By 4am and with the storm in full swing we couldn’t wait to get going and leave Wakefield, waving to the local bush fire brigade, one guy smoking and the other in his flammable pyjamas, I’m sure they looked at us in the same way we looked across at them. As they went home to their doonas we went in search of the big climbs up to the communications towers (“lightning rods”) above Heaton Gap and also above Congewai Valley. Nice!
The rain eased midway through the first leg into the Watagan mountains and we made good time to CP1 under headlamp just as the sky’s were turning from black to early morning grey and the day was just starting to come to life.
The next leg along the top of the ridge towards Barraba Trig flashed by and soon we were knee deep in mud spooking the quartet of galloping horses in the paddock as we climbed the stile before hanging a right onto Congewai Road. Even on a cool wet morning the mountains were holding some heat and the skies turned blue as we were at the school filling up just before 9am with 45km under the legs and giving us all a good idea of some possible race day splits.
The next section is the training benchmark leg for all of us.

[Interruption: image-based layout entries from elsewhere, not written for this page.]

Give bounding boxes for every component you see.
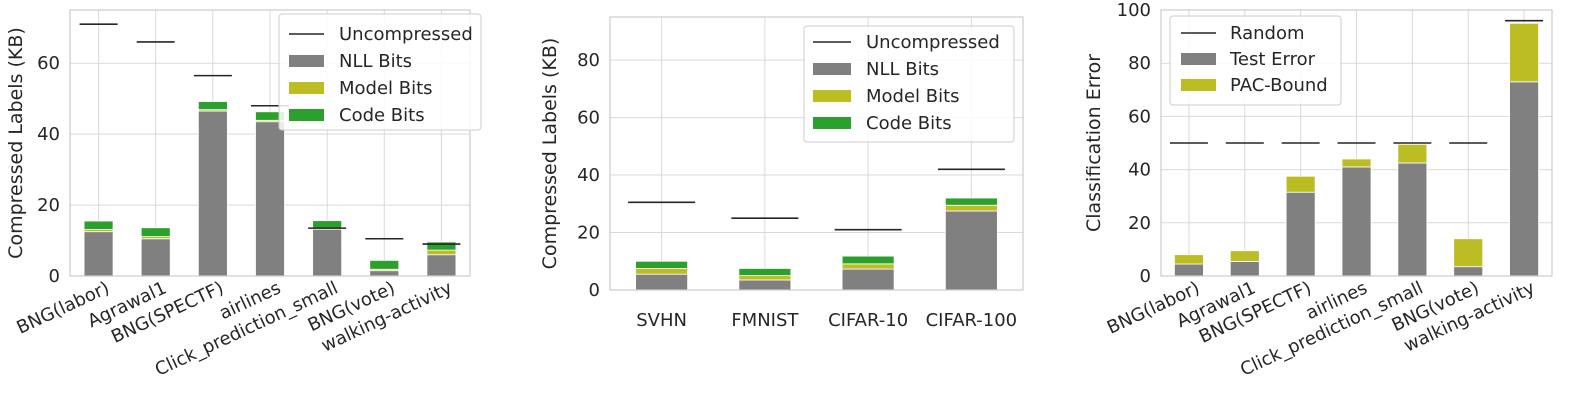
legend-entry-label: NLL Bits <box>866 59 939 80</box>
bar-segment-model-bits <box>738 275 792 281</box>
plot-frame <box>609 16 1024 291</box>
legend: Uncompressed NLL Bits Model Bits Code Bits <box>278 13 482 131</box>
y-axis-label: Classification Error <box>1083 54 1105 232</box>
bar-segment-pac-bound <box>1174 254 1204 265</box>
bar-segment-test-error <box>1397 162 1428 277</box>
legend-swatch-code-bits <box>813 117 851 129</box>
bar-segment-test-error <box>1453 266 1484 277</box>
legend-swatch-nll-bits <box>813 63 851 75</box>
bar-segment-code-bits <box>312 220 343 229</box>
y-tick-label: 20 <box>1128 213 1151 234</box>
bar-segment-test-error <box>1174 263 1204 277</box>
bar-segment-code-bits <box>140 227 171 238</box>
bar-segment-nll-bits <box>197 110 228 277</box>
bar-segment-code-bits <box>369 259 400 270</box>
legend-swatch-model-bits <box>289 82 324 94</box>
y-tick-label: 40 <box>1128 160 1151 181</box>
legend-swatch-pac-bound <box>1181 79 1216 91</box>
bar-segment-code-bits <box>738 268 792 277</box>
bar-segment-test-error <box>1341 166 1372 277</box>
x-tick-label: SVHN <box>636 310 687 331</box>
bar-segment-model-bits <box>944 204 998 212</box>
chart-panel-label-compression-images: 0 20 40 60 80 SVHN FMNIST CIFAR-10 CIFAR-100 Comp… <box>539 16 1024 331</box>
bar-segment-code-bits <box>197 101 228 111</box>
legend-entry-label: Code Bits <box>339 105 425 126</box>
bar-segment-model-bits <box>635 268 689 275</box>
y-tick-label: 0 <box>589 280 600 301</box>
legend: Random Test Error PAC-Bound <box>1169 15 1342 106</box>
legend-entry-label: Random <box>1230 23 1305 44</box>
bar-segment-nll-bits <box>738 279 792 291</box>
bar-segment-pac-bound <box>1453 238 1484 268</box>
y-tick-label: 0 <box>49 266 60 287</box>
bar-segment-code-bits <box>426 241 457 251</box>
legend-entry-label: Uncompressed <box>339 24 473 45</box>
y-tick-label: 0 <box>1140 266 1151 287</box>
bar-segment-code-bits <box>635 260 689 269</box>
y-tick-label: 60 <box>577 108 600 129</box>
bar-segment-nll-bits <box>369 270 400 277</box>
legend-box <box>803 25 1015 143</box>
bar-segment-model-bits <box>841 263 895 270</box>
y-tick-label: 60 <box>37 53 60 74</box>
plot-frame <box>69 9 471 277</box>
legend-entry-label: Model Bits <box>339 78 433 99</box>
bar-segment-nll-bits <box>635 273 689 291</box>
chart-panel-classification-error: 020406080100BNG(labor)Agrawal1BNG(SPECTF… <box>1083 0 1553 381</box>
bar-segment-code-bits <box>841 255 895 265</box>
legend-swatch-model-bits <box>813 90 851 102</box>
legend: Uncompressed NLL Bits Model Bits Code Bits <box>803 25 1015 143</box>
bar-segment-nll-bits <box>312 228 343 277</box>
y-axis-label: Compressed Labels (KB) <box>5 27 27 259</box>
y-tick-label: 40 <box>577 165 600 186</box>
bar-segment-code-bits <box>944 197 998 206</box>
bar-segment-nll-bits <box>841 268 895 291</box>
bar-segment-nll-bits <box>255 121 285 277</box>
legend-swatch-code-bits <box>289 109 324 121</box>
legend-entry-label: Uncompressed <box>866 32 1000 53</box>
bar-segment-pac-bound <box>1397 143 1428 164</box>
bar-segment-test-error <box>1285 191 1316 277</box>
bar-segment-model-bits <box>426 249 457 256</box>
legend-entry-label: NLL Bits <box>339 51 412 72</box>
bar-segment-test-error <box>1509 81 1539 277</box>
x-tick-label: FMNIST <box>731 310 799 331</box>
x-tick-label: CIFAR-10 <box>828 310 908 331</box>
y-tick-label: 60 <box>1128 106 1151 127</box>
y-tick-label: 100 <box>1117 0 1151 21</box>
bar-segment-pac-bound <box>1285 175 1316 193</box>
bar-segment-nll-bits <box>944 210 998 291</box>
plot-frame <box>1160 9 1553 277</box>
x-tick-label: CIFAR-100 <box>926 310 1018 331</box>
y-tick-label: 20 <box>37 195 60 216</box>
bar-segment-nll-bits <box>426 254 457 277</box>
y-axis-label: Compressed Labels (KB) <box>539 38 561 270</box>
legend-swatch-test-error <box>1181 53 1216 65</box>
y-tick-label: 80 <box>577 50 600 71</box>
chart-panel-label-compression-tabular: 0204060BNG(labor)Agrawal1BNG(SPECTF)airl… <box>5 9 482 381</box>
legend-swatch-nll-bits <box>289 55 324 67</box>
y-tick-label: 80 <box>1128 53 1151 74</box>
bar-segment-nll-bits <box>140 238 171 277</box>
bar-segment-pac-bound <box>1509 22 1539 83</box>
y-tick-label: 20 <box>577 223 600 244</box>
bar-segment-code-bits <box>83 220 114 230</box>
bar-segment-pac-bound <box>1229 250 1260 262</box>
legend-box <box>278 13 482 131</box>
legend-entry-label: Code Bits <box>866 113 952 134</box>
legend-entry-label: Model Bits <box>866 86 960 107</box>
bar-segment-test-error <box>1229 260 1260 277</box>
y-tick-label: 40 <box>37 124 60 145</box>
bar-segment-nll-bits <box>83 231 114 277</box>
legend-entry-label: Test Error <box>1229 49 1316 70</box>
bar-segment-pac-bound <box>1341 158 1372 168</box>
legend-entry-label: PAC-Bound <box>1230 75 1328 96</box>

CP2 to Cedar Brush 32.5km of the best running terrain this side of the Victorian Alps and as I say to Darrel, “it’s all downhill, except for the uphill bits”.

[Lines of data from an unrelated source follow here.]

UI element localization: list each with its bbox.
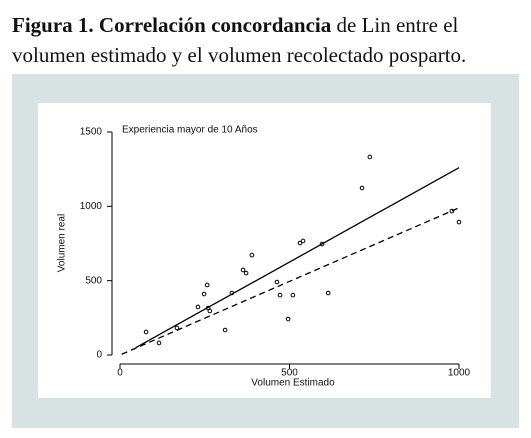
x-tick-label: 1000	[448, 368, 471, 379]
y-tick-label: 500	[85, 275, 102, 286]
point	[359, 185, 365, 191]
point	[449, 208, 455, 214]
y-tick-label: 1500	[80, 127, 103, 138]
point	[319, 241, 325, 247]
point	[143, 329, 149, 335]
x-tick-label: 500	[281, 368, 298, 379]
point	[456, 219, 462, 225]
point	[297, 240, 303, 246]
point	[285, 316, 291, 322]
caption: Figura 1. Correlación concordancia de Li…	[12, 10, 524, 70]
point	[222, 327, 228, 333]
fit-line	[135, 167, 460, 349]
point	[195, 304, 201, 310]
point	[325, 290, 331, 296]
point	[290, 292, 296, 298]
y-tick-label: 0	[96, 350, 102, 361]
point	[274, 279, 280, 285]
point	[156, 340, 162, 346]
point	[201, 291, 207, 297]
x-tick-label: 0	[117, 368, 123, 379]
x-axis-label: Volumen Estimado	[251, 378, 335, 389]
point	[240, 267, 246, 273]
point	[204, 282, 210, 288]
caption-text: de Lin entre el volumen estimado y el vo…	[12, 13, 467, 67]
y-axis-label: Volumen real	[57, 214, 68, 272]
y-tick-label: 1000	[80, 201, 103, 212]
point	[277, 292, 283, 298]
point	[207, 308, 213, 314]
annotation: Experiencia mayor de 10 Años	[122, 125, 258, 136]
point	[249, 252, 255, 258]
dashed-line	[121, 207, 460, 355]
caption-bold: Figura 1. Correlación concordancia	[12, 13, 332, 37]
plot-background	[38, 103, 491, 398]
point	[367, 154, 373, 160]
point	[243, 270, 249, 276]
point	[300, 238, 306, 244]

To make it interesting we played a few games of cops and robbers along here with a few staggered starts over various sections (a great way to keep training runs interesting devised by the dual winners of Sydney oxfam quality meats).
Hitting some very encouraging splits on this leg soon enough we were climbing up and out of the basin and smelling the barn nearing the final downhill leg and reaching the cars at Cedar Brush for a solid run, just short of 80km and all done by early afternoon.
A great day on the trails, only a few Saturdays left before the spiders and leeches have two taper weeks to reclaim the trail and set their traps before 135 runners line up on the start line and charge towards Patonga, along the way many stories will unfold.
Darrel, what time is the alarm being set for this weekend?
Happy training, best time of the year to be running.